4. The black commentators. Listen, you guys know I never make an issue about race, but Loni Love, Tommy Davidson, and that jackass Godfrey (the one who laughs hysterically at his own jokes, which are about as funny as a documentary on lung cancer) all make essentially the same riff. If they are discussing a black person, they say, “So and so was the sexiest/funniest/toughest brother around.” If they are discussing a white person, they give us some variation of, “If they were black…” as in, “If Alf were black, he’d like grape soda,” or something, I don’t know. I don’t care.

5. The idea has been done to death. And that’s the thing. When an idea (even a great one) gets diluted constantly, all future installments will inevitably suffer. Just look at The Simpsons or James Bond. Yes, they had the legs to last this long, but if you can tell me last week’s Simpsons holds a candle to “Mr. Plow,” you’re a bleeding imbecile. Then again, there was no Simpsons last week because FOX is saving their Halloween episode for November 6. Fuck you, FOX.

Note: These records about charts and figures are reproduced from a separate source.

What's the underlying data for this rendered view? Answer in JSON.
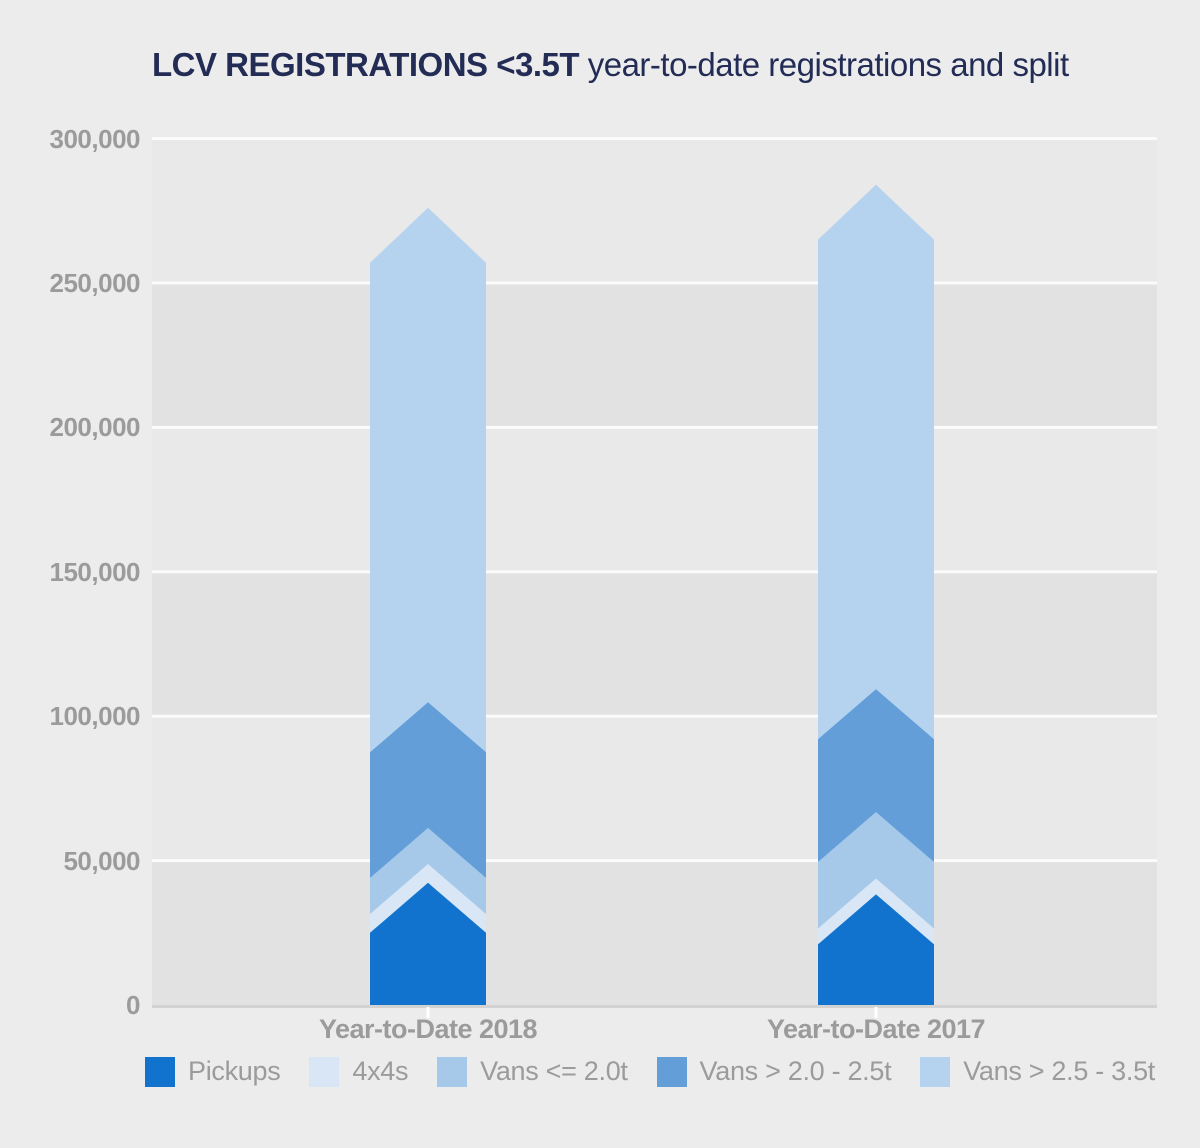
{
  "title": {
    "highlight": "LCV REGISTRATIONS <3.5T",
    "rest": " year-to-date registrations and split"
  },
  "colors": {
    "background": "#ececec",
    "band_dark": "#e2e2e2",
    "band_light": "#e9e9e9",
    "gridline": "#fbfbfb",
    "baseline": "#d2d2d2",
    "tick_mark": "#ffffff",
    "axis_text": "#9b9b9b",
    "title_text": "#222c55",
    "legend_text": "#9b9b9b"
  },
  "y_axis": {
    "tick_labels": [
      "0",
      "50,000",
      "100,000",
      "150,000",
      "200,000",
      "250,000",
      "300,000"
    ],
    "tick_step": 50000,
    "max": 300000
  },
  "x_axis": {
    "categories": [
      "Year-to-Date 2018",
      "Year-to-Date 2017"
    ]
  },
  "legend": {
    "items": [
      {
        "label": "Pickups",
        "color": "#1173cd"
      },
      {
        "label": "4x4s",
        "color": "#d8e6f5"
      },
      {
        "label": "Vans <= 2.0t",
        "color": "#a6c9e9"
      },
      {
        "label": "Vans > 2.0 - 2.5t",
        "color": "#639ed8"
      },
      {
        "label": "Vans > 2.5 - 3.5t",
        "color": "#b5d3ef"
      }
    ]
  },
  "chart_data": {
    "type": "bar",
    "subtype": "stacked-chevron-arrows",
    "title": "LCV REGISTRATIONS <3.5T year-to-date registrations and split",
    "xlabel": "",
    "ylabel": "",
    "ylim": [
      0,
      300000
    ],
    "grid": "horizontal-white-lines-with-alternating-bands",
    "legend_position": "bottom",
    "categories": [
      "Year-to-Date 2018",
      "Year-to-Date 2017"
    ],
    "series": [
      {
        "name": "Pickups",
        "color": "#1173cd",
        "values": [
          25000,
          21000
        ]
      },
      {
        "name": "4x4s",
        "color": "#d8e6f5",
        "values": [
          6500,
          5500
        ]
      },
      {
        "name": "Vans <= 2.0t",
        "color": "#a6c9e9",
        "values": [
          12500,
          23000
        ]
      },
      {
        "name": "Vans > 2.0 - 2.5t",
        "color": "#639ed8",
        "values": [
          43500,
          42500
        ]
      },
      {
        "name": "Vans > 2.5 - 3.5t",
        "color": "#b5d3ef",
        "values": [
          169500,
          173000
        ]
      }
    ],
    "totals": [
      257000,
      265000
    ]
  }
}
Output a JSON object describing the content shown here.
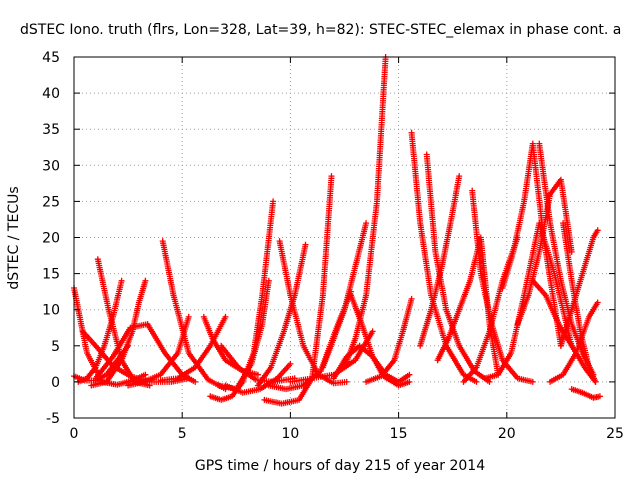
{
  "chart_data": {
    "type": "scatter",
    "title": "dSTEC Iono. truth (flrs, Lon=328, Lat=39, h=82): STEC-STEC_elemax in phase cont. a",
    "xlabel": "GPS time / hours of day 215 of year 2014",
    "ylabel": "dSTEC  / TECUs",
    "xlim": [
      0,
      25
    ],
    "ylim": [
      -5,
      45
    ],
    "xticks": [
      "0",
      "5",
      "10",
      "15",
      "20",
      "25"
    ],
    "yticks": [
      "-5",
      "0",
      "5",
      "10",
      "15",
      "20",
      "25",
      "30",
      "35",
      "40",
      "45"
    ],
    "grid": true,
    "marker": "+",
    "color": "#ff0000",
    "arcs": [
      {
        "x": [
          0.0,
          0.6,
          1.3,
          2.0,
          2.7,
          3.3
        ],
        "y": [
          13.0,
          4.0,
          0.0,
          -0.4,
          0.2,
          1.0
        ]
      },
      {
        "x": [
          0.0,
          0.5,
          1.0,
          1.5,
          2.0,
          2.5
        ],
        "y": [
          0.8,
          0.2,
          0.2,
          1.0,
          3.0,
          5.0
        ]
      },
      {
        "x": [
          0.4,
          1.0,
          1.8,
          2.6,
          3.5,
          4.5,
          5.3
        ],
        "y": [
          7.0,
          5.0,
          2.2,
          0.8,
          0.0,
          0.0,
          0.5
        ]
      },
      {
        "x": [
          0.2,
          0.6,
          1.0,
          1.4,
          1.8,
          2.2
        ],
        "y": [
          0.0,
          0.5,
          2.0,
          5.0,
          9.0,
          14.0
        ]
      },
      {
        "x": [
          1.1,
          1.6,
          2.2,
          2.8,
          3.5
        ],
        "y": [
          17.0,
          10.0,
          3.0,
          0.0,
          -0.5
        ]
      },
      {
        "x": [
          0.8,
          1.5,
          2.2,
          2.7,
          3.0,
          3.3
        ],
        "y": [
          -0.5,
          0.0,
          3.0,
          7.0,
          11.0,
          14.0
        ]
      },
      {
        "x": [
          1.0,
          1.8,
          2.6,
          3.4,
          4.2,
          5.0,
          5.6
        ],
        "y": [
          0.5,
          3.5,
          7.5,
          8.0,
          4.0,
          1.0,
          0.0
        ]
      },
      {
        "x": [
          2.5,
          3.2,
          4.0,
          4.8,
          5.3
        ],
        "y": [
          -0.5,
          0.0,
          1.0,
          4.0,
          9.0
        ]
      },
      {
        "x": [
          4.1,
          4.6,
          5.3,
          6.2,
          7.0
        ],
        "y": [
          19.5,
          12.0,
          4.0,
          0.3,
          -1.0
        ]
      },
      {
        "x": [
          4.0,
          4.8,
          5.6,
          6.3,
          7.0
        ],
        "y": [
          0.2,
          0.5,
          2.0,
          5.0,
          9.0
        ]
      },
      {
        "x": [
          6.0,
          6.4,
          7.0,
          7.8,
          8.5
        ],
        "y": [
          9.0,
          6.0,
          3.0,
          1.5,
          1.0
        ]
      },
      {
        "x": [
          6.3,
          6.8,
          7.3,
          7.8,
          8.3,
          8.7,
          9.2
        ],
        "y": [
          -2.0,
          -2.5,
          -2.0,
          0.0,
          4.0,
          12.0,
          25.0
        ]
      },
      {
        "x": [
          6.7,
          7.5,
          8.2,
          8.7,
          9.0
        ],
        "y": [
          -0.5,
          -1.0,
          2.5,
          8.0,
          14.0
        ]
      },
      {
        "x": [
          7.0,
          7.8,
          8.6,
          9.4,
          10.0
        ],
        "y": [
          -0.5,
          -1.5,
          -1.0,
          0.5,
          2.5
        ]
      },
      {
        "x": [
          6.8,
          7.6,
          8.4,
          9.2,
          10.2
        ],
        "y": [
          5.0,
          2.0,
          0.3,
          0.0,
          0.5
        ]
      },
      {
        "x": [
          9.5,
          10.0,
          10.6,
          11.3,
          12.0,
          12.6
        ],
        "y": [
          19.5,
          12.0,
          5.0,
          1.0,
          -0.2,
          0.0
        ]
      },
      {
        "x": [
          8.5,
          9.1,
          9.7,
          10.2,
          10.7
        ],
        "y": [
          -0.5,
          2.0,
          7.0,
          12.0,
          19.0
        ]
      },
      {
        "x": [
          8.8,
          9.6,
          10.4,
          11.0,
          11.5,
          11.9
        ],
        "y": [
          -2.5,
          -3.0,
          -2.5,
          0.5,
          12.0,
          28.5
        ]
      },
      {
        "x": [
          9.0,
          9.8,
          10.6,
          11.4,
          12.2,
          12.8
        ],
        "y": [
          -0.5,
          -1.0,
          -0.5,
          1.5,
          8.0,
          12.5
        ]
      },
      {
        "x": [
          10.0,
          11.0,
          12.0,
          13.0,
          13.8
        ],
        "y": [
          0.0,
          0.5,
          1.0,
          3.0,
          7.0
        ]
      },
      {
        "x": [
          12.8,
          13.3,
          13.8,
          14.3,
          15.0,
          15.5
        ],
        "y": [
          12.0,
          8.0,
          3.5,
          0.8,
          -0.5,
          0.0
        ]
      },
      {
        "x": [
          12.5,
          13.0,
          13.5,
          14.0,
          14.4
        ],
        "y": [
          2.0,
          6.0,
          12.0,
          25.0,
          45.0
        ]
      },
      {
        "x": [
          11.5,
          12.0,
          12.5,
          13.0,
          13.5
        ],
        "y": [
          2.0,
          6.0,
          10.0,
          16.0,
          22.0
        ]
      },
      {
        "x": [
          12.0,
          12.6,
          13.2,
          13.8,
          14.4,
          15.0,
          15.5
        ],
        "y": [
          0.5,
          3.5,
          5.0,
          3.5,
          1.0,
          0.0,
          1.0
        ]
      },
      {
        "x": [
          13.5,
          14.2,
          14.8,
          15.2,
          15.6
        ],
        "y": [
          0.0,
          0.8,
          3.0,
          7.0,
          11.5
        ]
      },
      {
        "x": [
          15.6,
          16.0,
          16.5,
          17.2,
          18.0,
          18.6
        ],
        "y": [
          34.5,
          22.0,
          12.0,
          5.0,
          1.0,
          0.0
        ]
      },
      {
        "x": [
          16.3,
          16.7,
          17.2,
          17.8,
          18.5,
          19.2
        ],
        "y": [
          31.5,
          18.0,
          10.0,
          5.0,
          1.5,
          0.0
        ]
      },
      {
        "x": [
          16.0,
          16.5,
          17.0,
          17.4,
          17.8
        ],
        "y": [
          5.0,
          10.0,
          16.0,
          22.0,
          28.5
        ]
      },
      {
        "x": [
          16.8,
          17.3,
          17.8,
          18.3,
          18.8,
          19.2,
          19.6
        ],
        "y": [
          3.0,
          6.0,
          10.0,
          14.0,
          20.0,
          8.0,
          1.0
        ]
      },
      {
        "x": [
          18.0,
          18.6,
          19.2,
          19.8,
          20.5
        ],
        "y": [
          0.0,
          2.0,
          7.0,
          14.0,
          20.0
        ]
      },
      {
        "x": [
          18.4,
          18.8,
          19.3,
          19.8,
          20.5,
          21.2
        ],
        "y": [
          26.5,
          15.0,
          8.0,
          3.0,
          0.5,
          0.0
        ]
      },
      {
        "x": [
          19.0,
          19.6,
          20.2,
          20.8,
          21.5,
          22.2,
          23.0
        ],
        "y": [
          0.5,
          1.0,
          4.0,
          12.0,
          22.0,
          15.0,
          5.0
        ]
      },
      {
        "x": [
          19.8,
          20.3,
          20.8,
          21.2,
          21.7,
          22.5
        ],
        "y": [
          13.0,
          18.0,
          25.0,
          33.0,
          20.0,
          5.0
        ]
      },
      {
        "x": [
          20.5,
          21.0,
          21.5,
          22.0,
          22.5,
          23.0
        ],
        "y": [
          8.0,
          12.0,
          18.0,
          26.0,
          28.0,
          18.0
        ]
      },
      {
        "x": [
          21.5,
          22.0,
          22.5,
          23.0,
          23.5,
          24.0
        ],
        "y": [
          33.0,
          22.0,
          14.0,
          8.0,
          4.0,
          1.0
        ]
      },
      {
        "x": [
          21.2,
          21.8,
          22.4,
          23.0,
          23.6,
          24.1
        ],
        "y": [
          14.0,
          12.0,
          8.0,
          5.0,
          2.0,
          0.0
        ]
      },
      {
        "x": [
          22.6,
          23.0,
          23.4,
          23.8,
          24.1
        ],
        "y": [
          22.0,
          14.0,
          7.0,
          2.0,
          0.0
        ]
      },
      {
        "x": [
          22.0,
          22.6,
          23.2,
          23.8,
          24.2
        ],
        "y": [
          0.0,
          1.0,
          4.0,
          9.0,
          11.0
        ]
      },
      {
        "x": [
          22.5,
          23.0,
          23.5,
          24.0,
          24.2
        ],
        "y": [
          5.0,
          10.0,
          15.0,
          20.0,
          21.0
        ]
      },
      {
        "x": [
          23.0,
          23.5,
          24.0,
          24.3
        ],
        "y": [
          -1.0,
          -1.5,
          -2.2,
          -2.0
        ]
      }
    ]
  }
}
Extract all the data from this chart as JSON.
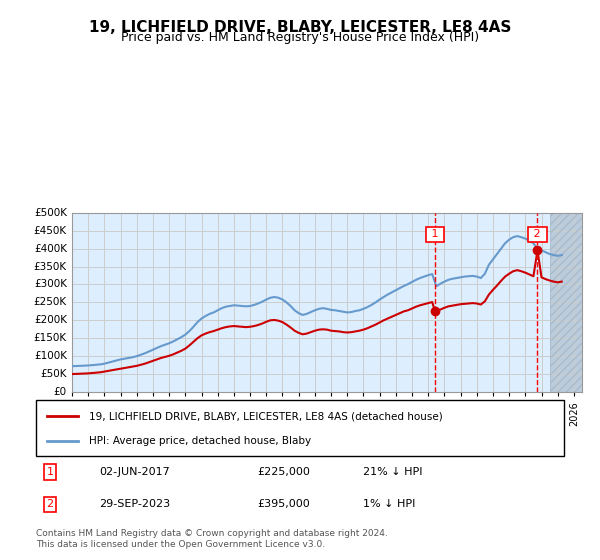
{
  "title": "19, LICHFIELD DRIVE, BLABY, LEICESTER, LE8 4AS",
  "subtitle": "Price paid vs. HM Land Registry's House Price Index (HPI)",
  "xlabel": "",
  "ylabel": "",
  "ylim": [
    0,
    500000
  ],
  "yticks": [
    0,
    50000,
    100000,
    150000,
    200000,
    250000,
    300000,
    350000,
    400000,
    450000,
    500000
  ],
  "ytick_labels": [
    "£0",
    "£50K",
    "£100K",
    "£150K",
    "£200K",
    "£250K",
    "£300K",
    "£350K",
    "£400K",
    "£450K",
    "£500K"
  ],
  "x_start_year": 1995,
  "x_end_year": 2026,
  "hpi_color": "#6699cc",
  "price_color": "#cc0000",
  "bg_color": "#ddeeff",
  "hatch_color": "#bbccdd",
  "grid_color": "#cccccc",
  "sale1_year": 2017.42,
  "sale1_price": 225000,
  "sale1_label": "02-JUN-2017",
  "sale1_amount": "£225,000",
  "sale1_hpi": "21% ↓ HPI",
  "sale2_year": 2023.75,
  "sale2_price": 395000,
  "sale2_label": "29-SEP-2023",
  "sale2_amount": "£395,000",
  "sale2_hpi": "1% ↓ HPI",
  "legend_line1": "19, LICHFIELD DRIVE, BLABY, LEICESTER, LE8 4AS (detached house)",
  "legend_line2": "HPI: Average price, detached house, Blaby",
  "footer": "Contains HM Land Registry data © Crown copyright and database right 2024.\nThis data is licensed under the Open Government Licence v3.0.",
  "hpi_data": {
    "years": [
      1995.0,
      1995.25,
      1995.5,
      1995.75,
      1996.0,
      1996.25,
      1996.5,
      1996.75,
      1997.0,
      1997.25,
      1997.5,
      1997.75,
      1998.0,
      1998.25,
      1998.5,
      1998.75,
      1999.0,
      1999.25,
      1999.5,
      1999.75,
      2000.0,
      2000.25,
      2000.5,
      2000.75,
      2001.0,
      2001.25,
      2001.5,
      2001.75,
      2002.0,
      2002.25,
      2002.5,
      2002.75,
      2003.0,
      2003.25,
      2003.5,
      2003.75,
      2004.0,
      2004.25,
      2004.5,
      2004.75,
      2005.0,
      2005.25,
      2005.5,
      2005.75,
      2006.0,
      2006.25,
      2006.5,
      2006.75,
      2007.0,
      2007.25,
      2007.5,
      2007.75,
      2008.0,
      2008.25,
      2008.5,
      2008.75,
      2009.0,
      2009.25,
      2009.5,
      2009.75,
      2010.0,
      2010.25,
      2010.5,
      2010.75,
      2011.0,
      2011.25,
      2011.5,
      2011.75,
      2012.0,
      2012.25,
      2012.5,
      2012.75,
      2013.0,
      2013.25,
      2013.5,
      2013.75,
      2014.0,
      2014.25,
      2014.5,
      2014.75,
      2015.0,
      2015.25,
      2015.5,
      2015.75,
      2016.0,
      2016.25,
      2016.5,
      2016.75,
      2017.0,
      2017.25,
      2017.5,
      2017.75,
      2018.0,
      2018.25,
      2018.5,
      2018.75,
      2019.0,
      2019.25,
      2019.5,
      2019.75,
      2020.0,
      2020.25,
      2020.5,
      2020.75,
      2021.0,
      2021.25,
      2021.5,
      2021.75,
      2022.0,
      2022.25,
      2022.5,
      2022.75,
      2023.0,
      2023.25,
      2023.5,
      2023.75,
      2024.0,
      2024.25,
      2024.5,
      2024.75,
      2025.0,
      2025.25
    ],
    "values": [
      72000,
      72500,
      73000,
      73500,
      74000,
      75000,
      76000,
      77000,
      79000,
      82000,
      85000,
      88000,
      91000,
      93000,
      95000,
      97000,
      100000,
      104000,
      108000,
      113000,
      118000,
      123000,
      128000,
      132000,
      136000,
      141000,
      147000,
      153000,
      160000,
      170000,
      182000,
      195000,
      205000,
      212000,
      218000,
      222000,
      228000,
      234000,
      238000,
      240000,
      242000,
      241000,
      240000,
      239000,
      240000,
      243000,
      247000,
      252000,
      258000,
      263000,
      265000,
      263000,
      258000,
      250000,
      240000,
      228000,
      220000,
      215000,
      218000,
      223000,
      228000,
      232000,
      234000,
      232000,
      229000,
      228000,
      226000,
      224000,
      222000,
      223000,
      226000,
      228000,
      232000,
      237000,
      243000,
      250000,
      258000,
      265000,
      272000,
      278000,
      284000,
      290000,
      296000,
      301000,
      307000,
      313000,
      318000,
      322000,
      326000,
      329000,
      295000,
      302000,
      308000,
      313000,
      316000,
      318000,
      320000,
      322000,
      323000,
      324000,
      322000,
      318000,
      330000,
      355000,
      370000,
      385000,
      400000,
      415000,
      425000,
      432000,
      435000,
      432000,
      428000,
      422000,
      415000,
      400000,
      395000,
      390000,
      385000,
      382000,
      380000,
      382000
    ]
  },
  "price_data": {
    "years": [
      1995.0,
      1995.25,
      1995.5,
      1995.75,
      1996.0,
      1996.25,
      1996.5,
      1996.75,
      1997.0,
      1997.25,
      1997.5,
      1997.75,
      1998.0,
      1998.25,
      1998.5,
      1998.75,
      1999.0,
      1999.25,
      1999.5,
      1999.75,
      2000.0,
      2000.25,
      2000.5,
      2000.75,
      2001.0,
      2001.25,
      2001.5,
      2001.75,
      2002.0,
      2002.25,
      2002.5,
      2002.75,
      2003.0,
      2003.25,
      2003.5,
      2003.75,
      2004.0,
      2004.25,
      2004.5,
      2004.75,
      2005.0,
      2005.25,
      2005.5,
      2005.75,
      2006.0,
      2006.25,
      2006.5,
      2006.75,
      2007.0,
      2007.25,
      2007.5,
      2007.75,
      2008.0,
      2008.25,
      2008.5,
      2008.75,
      2009.0,
      2009.25,
      2009.5,
      2009.75,
      2010.0,
      2010.25,
      2010.5,
      2010.75,
      2011.0,
      2011.25,
      2011.5,
      2011.75,
      2012.0,
      2012.25,
      2012.5,
      2012.75,
      2013.0,
      2013.25,
      2013.5,
      2013.75,
      2014.0,
      2014.25,
      2014.5,
      2014.75,
      2015.0,
      2015.25,
      2015.5,
      2015.75,
      2016.0,
      2016.25,
      2016.5,
      2016.75,
      2017.0,
      2017.25,
      2017.42,
      2017.75,
      2018.0,
      2018.25,
      2018.5,
      2018.75,
      2019.0,
      2019.25,
      2019.5,
      2019.75,
      2020.0,
      2020.25,
      2020.5,
      2020.75,
      2021.0,
      2021.25,
      2021.5,
      2021.75,
      2022.0,
      2022.25,
      2022.5,
      2022.75,
      2023.0,
      2023.25,
      2023.5,
      2023.75,
      2024.0,
      2024.25,
      2024.5,
      2024.75,
      2025.0,
      2025.25
    ],
    "values": [
      50000,
      50500,
      51000,
      51500,
      52000,
      53000,
      54000,
      55000,
      57000,
      59000,
      61000,
      63000,
      65000,
      67000,
      69000,
      71000,
      73000,
      76000,
      79000,
      83000,
      87000,
      91000,
      95000,
      98000,
      101000,
      105000,
      110000,
      115000,
      121000,
      130000,
      140000,
      150000,
      158000,
      163000,
      167000,
      170000,
      174000,
      178000,
      181000,
      183000,
      184000,
      183000,
      182000,
      181000,
      182000,
      184000,
      187000,
      191000,
      196000,
      200000,
      201000,
      199000,
      195000,
      188000,
      180000,
      171000,
      165000,
      161000,
      163000,
      167000,
      171000,
      174000,
      175000,
      174000,
      171000,
      170000,
      169000,
      167000,
      166000,
      167000,
      169000,
      171000,
      174000,
      178000,
      183000,
      188000,
      194000,
      200000,
      205000,
      210000,
      215000,
      220000,
      225000,
      228000,
      233000,
      238000,
      242000,
      245000,
      248000,
      251000,
      225000,
      230000,
      235000,
      239000,
      241000,
      243000,
      245000,
      246000,
      247000,
      248000,
      247000,
      244000,
      253000,
      272000,
      285000,
      297000,
      310000,
      322000,
      330000,
      337000,
      340000,
      337000,
      333000,
      328000,
      323000,
      395000,
      320000,
      315000,
      311000,
      308000,
      306000,
      308000
    ]
  }
}
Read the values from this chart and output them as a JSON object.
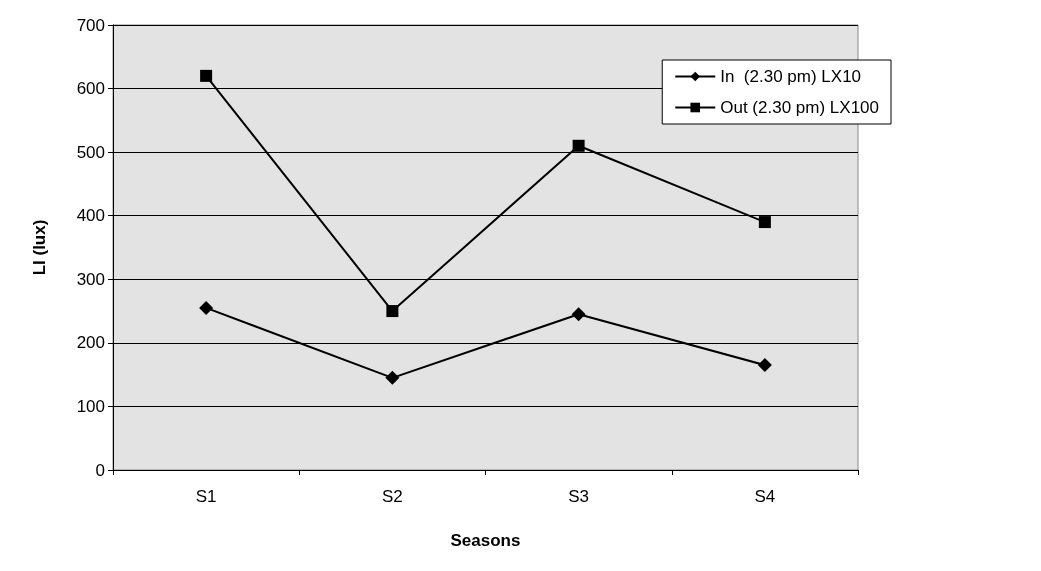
{
  "chart_data": {
    "type": "line",
    "xlabel": "Seasons",
    "ylabel": "LI (lux)",
    "categories": [
      "S1",
      "S2",
      "S3",
      "S4"
    ],
    "series": [
      {
        "name": "In  (2.30 pm) LX10",
        "color": "#000000",
        "values": [
          255,
          145,
          245,
          165
        ],
        "marker": "diamond"
      },
      {
        "name": "Out (2.30 pm) LX100",
        "color": "#000000",
        "values": [
          620,
          250,
          510,
          390
        ],
        "marker": "square"
      }
    ],
    "ylim": [
      0,
      700
    ],
    "yticks": [
      0,
      100,
      200,
      300,
      400,
      500,
      600,
      700
    ],
    "grid": "y",
    "legend": "top right"
  }
}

See, we have to stop this, because VH1 won’t. These shows are easy to produce, easy to cast (it’s not like Hal Sparks is part of Hollywood’s A list), and require no writing. I don’t want to be sitting on my can a few months from now and hear on the TV: “And this is 1933. The flicks. The fashions. That totally awesome year that brought us these burning questions: Where did Hitler get that cool stache? And if FDR is so smart, why does he have polio? Because you love the thirties. Because you got hammered all through prohibition, admit it. This is 1933!”

One last note, if HBO ever pre-empts Curb your Enthusiasm for a Rome marathon ever again, someone dies.